Quelle sensation étrange de contempler ma dépouille couler vers le néant ; les yeux étouffés, sans vie, et ce sang encerclant mes membres alourdis par mes guenilles de pêcheur sans-le-sou. Pourtant, je monte vers la surface auréolée d’une lumière étincelante, vers l’incroyable beauté de l’Autre Monde, je l’espère. Paradis, m’accueilleras-tu en ton sein ? Autour de moi, les âmes de mes compagnons d’infortune, ces marins morts en mer, s’élèvent, elles aussi. Ils sont translucides. Leurs jambes ne sont que fumée blanchâtre. Ils sont inquiets, tout comme moi. Ils se demandent quel sort leur est réservé.
La tempête fait rage en cette nuit du début d’année 1849. Au-dessus des vagues qui ont éventré notre bateau, nos cadavres chimériques sont attirés par cette chose d’au moins deux mètres qui se tient debout sur une barque d’un noir morbide. Elle serre une faux dans la main, porte une cape déchirée, cachant un costume d’officier haut placé et arbore, pour tout visage, un crâne humain. La pluie s’abat sur les survivants s’agrippant aux restes du navire. Leurs cris horrifiés résonnent sur les flots en colère qui évitent l’embarcation de ce personnage nommé par les pêcheurs du St Gildas : Ankou des mers. Les éclairs foudroient le ciel, donnant aux nuages gris un air de fin du monde. Non loin de notre futur maître, son navire-fantôme, le Bag Noz, attend son propriétaire et ses prochains habitants.
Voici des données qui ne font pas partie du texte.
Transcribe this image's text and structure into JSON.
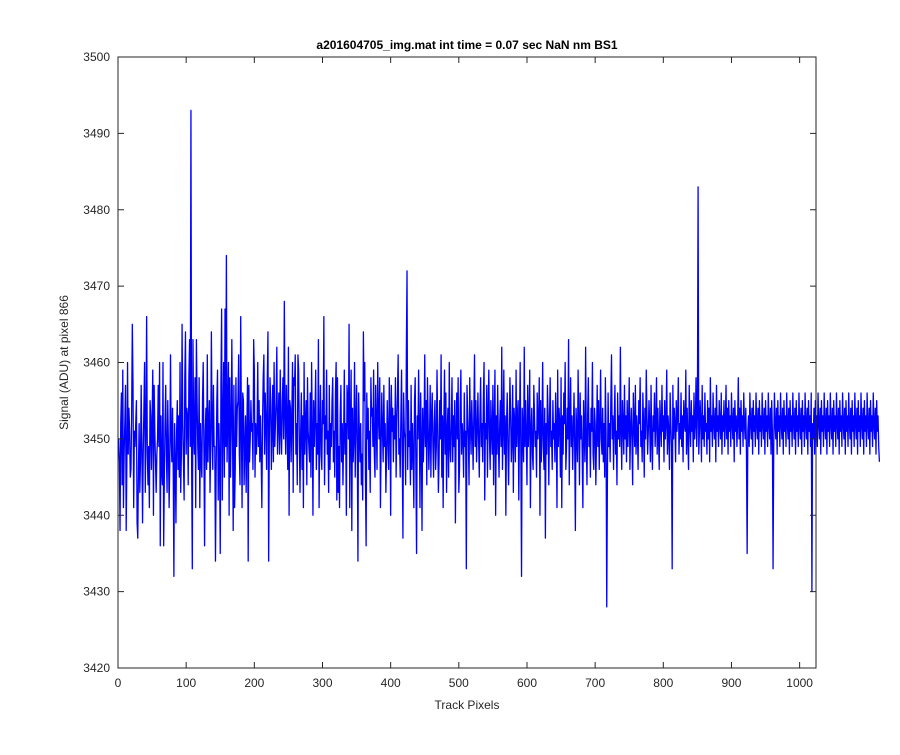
{
  "chart_data": {
    "type": "line",
    "title": "a201604705_img.mat int time = 0.07 sec  NaN nm BS1",
    "xlabel": "Track Pixels",
    "ylabel": "Signal (ADU) at pixel 866",
    "xlim": [
      0,
      1024
    ],
    "ylim": [
      3420,
      3500
    ],
    "xticks": [
      0,
      100,
      200,
      300,
      400,
      500,
      600,
      700,
      800,
      900,
      1000
    ],
    "yticks": [
      3420,
      3430,
      3440,
      3450,
      3460,
      3470,
      3480,
      3490,
      3500
    ],
    "grid": false,
    "legend": "none",
    "series": [
      {
        "color": "#0000ff",
        "x_start": 1,
        "values": [
          3450,
          3447,
          3438,
          3452,
          3456,
          3444,
          3459,
          3441,
          3448,
          3452,
          3457,
          3438,
          3447,
          3460,
          3448,
          3454,
          3451,
          3445,
          3446,
          3453,
          3465,
          3457,
          3441,
          3451,
          3449,
          3452,
          3455,
          3439,
          3437,
          3446,
          3452,
          3443,
          3447,
          3457,
          3449,
          3439,
          3448,
          3454,
          3460,
          3443,
          3451,
          3466,
          3448,
          3444,
          3449,
          3441,
          3455,
          3453,
          3446,
          3452,
          3459,
          3440,
          3457,
          3451,
          3447,
          3443,
          3448,
          3450,
          3457,
          3449,
          3460,
          3436,
          3453,
          3446,
          3444,
          3460,
          3436,
          3445,
          3452,
          3457,
          3448,
          3443,
          3455,
          3449,
          3441,
          3447,
          3461,
          3450,
          3447,
          3454,
          3446,
          3432,
          3452,
          3447,
          3439,
          3451,
          3455,
          3446,
          3453,
          3445,
          3460,
          3443,
          3448,
          3465,
          3452,
          3447,
          3442,
          3458,
          3464,
          3448,
          3454,
          3453,
          3444,
          3458,
          3463,
          3449,
          3493,
          3447,
          3433,
          3463,
          3451,
          3448,
          3458,
          3441,
          3463,
          3455,
          3449,
          3446,
          3458,
          3441,
          3452,
          3447,
          3445,
          3455,
          3460,
          3449,
          3436,
          3451,
          3454,
          3446,
          3461,
          3447,
          3452,
          3455,
          3443,
          3449,
          3464,
          3452,
          3446,
          3457,
          3449,
          3449,
          3434,
          3446,
          3455,
          3459,
          3442,
          3452,
          3447,
          3435,
          3457,
          3467,
          3442,
          3452,
          3460,
          3445,
          3467,
          3449,
          3474,
          3447,
          3453,
          3460,
          3440,
          3458,
          3445,
          3451,
          3463,
          3451,
          3438,
          3457,
          3441,
          3446,
          3458,
          3449,
          3454,
          3455,
          3461,
          3448,
          3444,
          3466,
          3452,
          3441,
          3456,
          3455,
          3444,
          3449,
          3453,
          3443,
          3451,
          3458,
          3434,
          3457,
          3447,
          3450,
          3455,
          3451,
          3452,
          3446,
          3463,
          3459,
          3445,
          3452,
          3448,
          3451,
          3460,
          3449,
          3455,
          3447,
          3453,
          3448,
          3441,
          3452,
          3458,
          3461,
          3448,
          3456,
          3452,
          3446,
          3458,
          3464,
          3434,
          3450,
          3458,
          3455,
          3446,
          3451,
          3457,
          3447,
          3460,
          3449,
          3452,
          3455,
          3462,
          3448,
          3452,
          3456,
          3448,
          3459,
          3451,
          3448,
          3455,
          3458,
          3450,
          3468,
          3453,
          3448,
          3457,
          3452,
          3446,
          3462,
          3440,
          3455,
          3454,
          3447,
          3453,
          3460,
          3443,
          3458,
          3457,
          3461,
          3448,
          3452,
          3444,
          3461,
          3459,
          3450,
          3443,
          3451,
          3456,
          3446,
          3453,
          3441,
          3460,
          3448,
          3452,
          3455,
          3444,
          3458,
          3451,
          3449,
          3447,
          3456,
          3445,
          3460,
          3451,
          3440,
          3455,
          3449,
          3453,
          3459,
          3446,
          3452,
          3448,
          3463,
          3441,
          3451,
          3457,
          3448,
          3446,
          3455,
          3452,
          3466,
          3444,
          3453,
          3450,
          3459,
          3448,
          3451,
          3443,
          3457,
          3446,
          3452,
          3449,
          3455,
          3458,
          3447,
          3451,
          3445,
          3456,
          3460,
          3442,
          3458,
          3443,
          3449,
          3441,
          3453,
          3457,
          3447,
          3452,
          3444,
          3450,
          3459,
          3448,
          3452,
          3440,
          3457,
          3455,
          3450,
          3465,
          3441,
          3452,
          3459,
          3438,
          3454,
          3447,
          3450,
          3460,
          3445,
          3452,
          3457,
          3449,
          3434,
          3456,
          3451,
          3447,
          3452,
          3444,
          3448,
          3442,
          3464,
          3455,
          3460,
          3445,
          3436,
          3456,
          3450,
          3454,
          3446,
          3451,
          3443,
          3458,
          3453,
          3454,
          3449,
          3459,
          3448,
          3445,
          3457,
          3452,
          3446,
          3460,
          3453,
          3450,
          3458,
          3441,
          3449,
          3456,
          3451,
          3447,
          3457,
          3449,
          3452,
          3443,
          3448,
          3455,
          3450,
          3446,
          3458,
          3453,
          3440,
          3457,
          3451,
          3454,
          3447,
          3453,
          3450,
          3458,
          3445,
          3452,
          3456,
          3461,
          3448,
          3450,
          3445,
          3453,
          3459,
          3448,
          3437,
          3456,
          3451,
          3450,
          3444,
          3461,
          3472,
          3446,
          3455,
          3449,
          3451,
          3444,
          3457,
          3446,
          3452,
          3448,
          3441,
          3455,
          3458,
          3446,
          3435,
          3453,
          3450,
          3459,
          3452,
          3441,
          3456,
          3450,
          3438,
          3454,
          3447,
          3451,
          3461,
          3449,
          3455,
          3444,
          3458,
          3452,
          3446,
          3450,
          3457,
          3445,
          3453,
          3456,
          3449,
          3445,
          3452,
          3455,
          3446,
          3449,
          3459,
          3452,
          3443,
          3447,
          3455,
          3450,
          3461,
          3445,
          3453,
          3441,
          3452,
          3459,
          3448,
          3456,
          3443,
          3451,
          3454,
          3445,
          3460,
          3449,
          3447,
          3452,
          3458,
          3447,
          3453,
          3449,
          3455,
          3439,
          3451,
          3456,
          3450,
          3458,
          3443,
          3446,
          3454,
          3459,
          3448,
          3452,
          3450,
          3445,
          3456,
          3449,
          3451,
          3433,
          3457,
          3453,
          3450,
          3444,
          3458,
          3452,
          3448,
          3455,
          3451,
          3446,
          3453,
          3461,
          3449,
          3455,
          3447,
          3451,
          3456,
          3450,
          3445,
          3453,
          3458,
          3449,
          3452,
          3447,
          3455,
          3460,
          3442,
          3452,
          3450,
          3457,
          3445,
          3453,
          3459,
          3450,
          3446,
          3455,
          3451,
          3448,
          3457,
          3444,
          3452,
          3459,
          3440,
          3453,
          3448,
          3457,
          3450,
          3445,
          3452,
          3455,
          3449,
          3462,
          3446,
          3451,
          3459,
          3448,
          3453,
          3440,
          3452,
          3456,
          3449,
          3444,
          3451,
          3458,
          3453,
          3447,
          3450,
          3457,
          3443,
          3454,
          3452,
          3447,
          3459,
          3449,
          3453,
          3455,
          3442,
          3452,
          3460,
          3448,
          3432,
          3454,
          3451,
          3447,
          3462,
          3449,
          3455,
          3450,
          3444,
          3457,
          3449,
          3452,
          3459,
          3441,
          3451,
          3454,
          3448,
          3446,
          3457,
          3453,
          3449,
          3451,
          3445,
          3456,
          3450,
          3452,
          3458,
          3440,
          3455,
          3447,
          3451,
          3460,
          3449,
          3446,
          3454,
          3437,
          3452,
          3448,
          3457,
          3453,
          3444,
          3452,
          3458,
          3449,
          3451,
          3446,
          3455,
          3450,
          3452,
          3447,
          3456,
          3451,
          3441,
          3459,
          3449,
          3454,
          3452,
          3445,
          3458,
          3441,
          3453,
          3448,
          3456,
          3452,
          3460,
          3446,
          3449,
          3454,
          3450,
          3463,
          3444,
          3452,
          3458,
          3449,
          3453,
          3446,
          3451,
          3456,
          3449,
          3438,
          3454,
          3451,
          3447,
          3459,
          3452,
          3444,
          3456,
          3450,
          3453,
          3448,
          3441,
          3455,
          3451,
          3447,
          3462,
          3450,
          3444,
          3453,
          3458,
          3449,
          3452,
          3445,
          3454,
          3451,
          3460,
          3448,
          3446,
          3454,
          3452,
          3444,
          3450,
          3457,
          3449,
          3455,
          3446,
          3452,
          3459,
          3450,
          3448,
          3454,
          3447,
          3452,
          3445,
          3458,
          3451,
          3428,
          3445,
          3456,
          3449,
          3452,
          3447,
          3455,
          3461,
          3450,
          3453,
          3446,
          3452,
          3457,
          3448,
          3451,
          3444,
          3456,
          3450,
          3453,
          3449,
          3462,
          3451,
          3446,
          3455,
          3452,
          3448,
          3457,
          3450,
          3453,
          3447,
          3455,
          3449,
          3452,
          3458,
          3446,
          3451,
          3454,
          3450,
          3444,
          3456,
          3452,
          3449,
          3457,
          3448,
          3453,
          3451,
          3446,
          3455,
          3452,
          3458,
          3449,
          3451,
          3447,
          3456,
          3452,
          3445,
          3454,
          3450,
          3459,
          3453,
          3448,
          3451,
          3455,
          3452,
          3447,
          3457,
          3450,
          3446,
          3453,
          3451,
          3456,
          3449,
          3452,
          3458,
          3448,
          3454,
          3450,
          3446,
          3455,
          3452,
          3449,
          3457,
          3451,
          3453,
          3447,
          3455,
          3450,
          3452,
          3459,
          3448,
          3453,
          3451,
          3446,
          3456,
          3452,
          3449,
          3433,
          3457,
          3450,
          3454,
          3452,
          3447,
          3455,
          3451,
          3453,
          3458,
          3448,
          3452,
          3450,
          3456,
          3449,
          3453,
          3447,
          3455,
          3452,
          3451,
          3459,
          3448,
          3454,
          3450,
          3446,
          3457,
          3452,
          3449,
          3455,
          3451,
          3453,
          3447,
          3456,
          3450,
          3452,
          3458,
          3449,
          3453,
          3483,
          3448,
          3451,
          3455,
          3452,
          3447,
          3457,
          3450,
          3453,
          3449,
          3456,
          3451,
          3452,
          3448,
          3455,
          3450,
          3454,
          3447,
          3458,
          3451,
          3453,
          3449,
          3456,
          3452,
          3450,
          3454,
          3447,
          3457,
          3451,
          3453,
          3449,
          3455,
          3452,
          3450,
          3456,
          3448,
          3453,
          3451,
          3455,
          3449,
          3452,
          3457,
          3450,
          3454,
          3448,
          3455,
          3451,
          3453,
          3449,
          3456,
          3452,
          3450,
          3454,
          3447,
          3455,
          3451,
          3453,
          3449,
          3452,
          3458,
          3450,
          3454,
          3448,
          3455,
          3451,
          3453,
          3449,
          3456,
          3452,
          3450,
          3454,
          3448,
          3435,
          3451,
          3453,
          3449,
          3456,
          3452,
          3450,
          3454,
          3448,
          3455,
          3451,
          3453,
          3449,
          3456,
          3452,
          3450,
          3454,
          3448,
          3455,
          3451,
          3453,
          3449,
          3456,
          3452,
          3450,
          3454,
          3448,
          3455,
          3451,
          3453,
          3449,
          3456,
          3452,
          3450,
          3454,
          3448,
          3455,
          3451,
          3433,
          3449,
          3456,
          3452,
          3450,
          3454,
          3448,
          3455,
          3451,
          3453,
          3449,
          3456,
          3452,
          3450,
          3454,
          3448,
          3455,
          3451,
          3453,
          3449,
          3456,
          3452,
          3450,
          3454,
          3448,
          3455,
          3451,
          3453,
          3449,
          3456,
          3452,
          3450,
          3454,
          3448,
          3455,
          3451,
          3453,
          3449,
          3456,
          3452,
          3450,
          3454,
          3448,
          3455,
          3451,
          3453,
          3449,
          3456,
          3452,
          3450,
          3454,
          3448,
          3455,
          3451,
          3453,
          3449,
          3456,
          3430,
          3452,
          3450,
          3454,
          3448,
          3455,
          3451,
          3453,
          3449,
          3456,
          3452,
          3450,
          3454,
          3448,
          3455,
          3451,
          3453,
          3449,
          3456,
          3452,
          3450,
          3454,
          3448,
          3455,
          3451,
          3453,
          3449,
          3456,
          3452,
          3450,
          3454,
          3448,
          3455,
          3451,
          3453,
          3449,
          3456,
          3452,
          3450,
          3454,
          3448,
          3455,
          3451,
          3453,
          3449,
          3456,
          3452,
          3450,
          3454,
          3448,
          3455,
          3451,
          3453,
          3449,
          3456,
          3452,
          3450,
          3454,
          3448,
          3455,
          3451,
          3453,
          3449,
          3456,
          3452,
          3450,
          3454,
          3448,
          3455,
          3451,
          3453,
          3449,
          3456,
          3452,
          3450,
          3454,
          3448,
          3455,
          3451,
          3453,
          3449,
          3456,
          3452,
          3450,
          3454,
          3448,
          3455,
          3451,
          3453,
          3449,
          3456,
          3452,
          3450,
          3454,
          3448,
          3455,
          3451,
          3453,
          3449,
          3447
        ]
      }
    ]
  }
}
L’Ankou lève sa faux au-dessus de sa tête, obligeant nos misérables âmes à lui obéir. Les lamentations deviennent murmures. Nous en oublions presque les appels au secours de nos amis encore dans l’eau. L’Ankou, comme les légendes le racontent, devrait les sauver en les ramenant dans leur village natal. Sauf s’ils sont destinés à mourir tout de même. Le visage baissé, nous nous soumettons à son autorité. Avons-nous seulement le choix ? Son embarcation tourne sur elle-même, laissant les vagues se fracasser sur un mur invisible qui le protège. Et nous le suivons, les uns derrière les autres. Je suis la première âme noyée, guidée par cet être surnaturel.
Je me sentais si paisible avant sa venue, je suis terrifiée maintenant. L’Ankou atterrit d’un bond agile sur son immense navire à trois mâts. La barque disparaît soudainement. Nous glissons le long de la coque vers le pont en bois vieilli de ce magnifique bâtiment des mers. Notre apparence est de nouveau celle que nous connaissons, plus celle de ces êtres irréels. Des échos parfaits de nos anciens corps, je suppose, puisque le mien repose au fond de l’eau, j’en suis certaine. Nous n’osons pas le regarder dans les yeux. C’est à genoux que nous sommes devant lui. Il est celui qui décidera de notre destinée mortelle, l’Enfer ou le Paradis.
Je pense à toi, Éléonore, je t’aime, sache-le. Prie pour moi, que mon âme soit sauvée.
Ses bottines abîmées sont devant moi, je sens sa main se poser sur mon épaule. Instinctivement, je me relève pour lui faire face. Je découvre le détail de son visage squelettique par intermittence, lorsqu’un éclair jaillit non loin de nous. Ses os sont usés, noircis, avec des dents ayant glané quelques chairs pourrissantes. La pluie virulente s’écrase sur mon regard apeuré. Pourtant, je jurerais voir dans les orbites vides de mon maître… du soulagement. Je l’imaginerais même sourire, s’il était encore de chair et de sang.
Il disparaît soudainement dans un grondement de tonnerre tonitruant. Une voix s’élève dans ma tête, puis un rire d’une intensité violente :
— Le premier noyé de l’année devient l’Ankou de l’année en cours.
Cette vérité m’écrase, il n’y a plus de doute possible. Moi, Louise Belhorizon, alias Louis le Maigrelet, travestie en homme pour subvenir aux besoins des siens, deviens le nouvel Ankou, le Passeur d’âmes du bateau de la Mort.
Doué da bardon’ an Anaon (Dieu pardonne aux Défunts).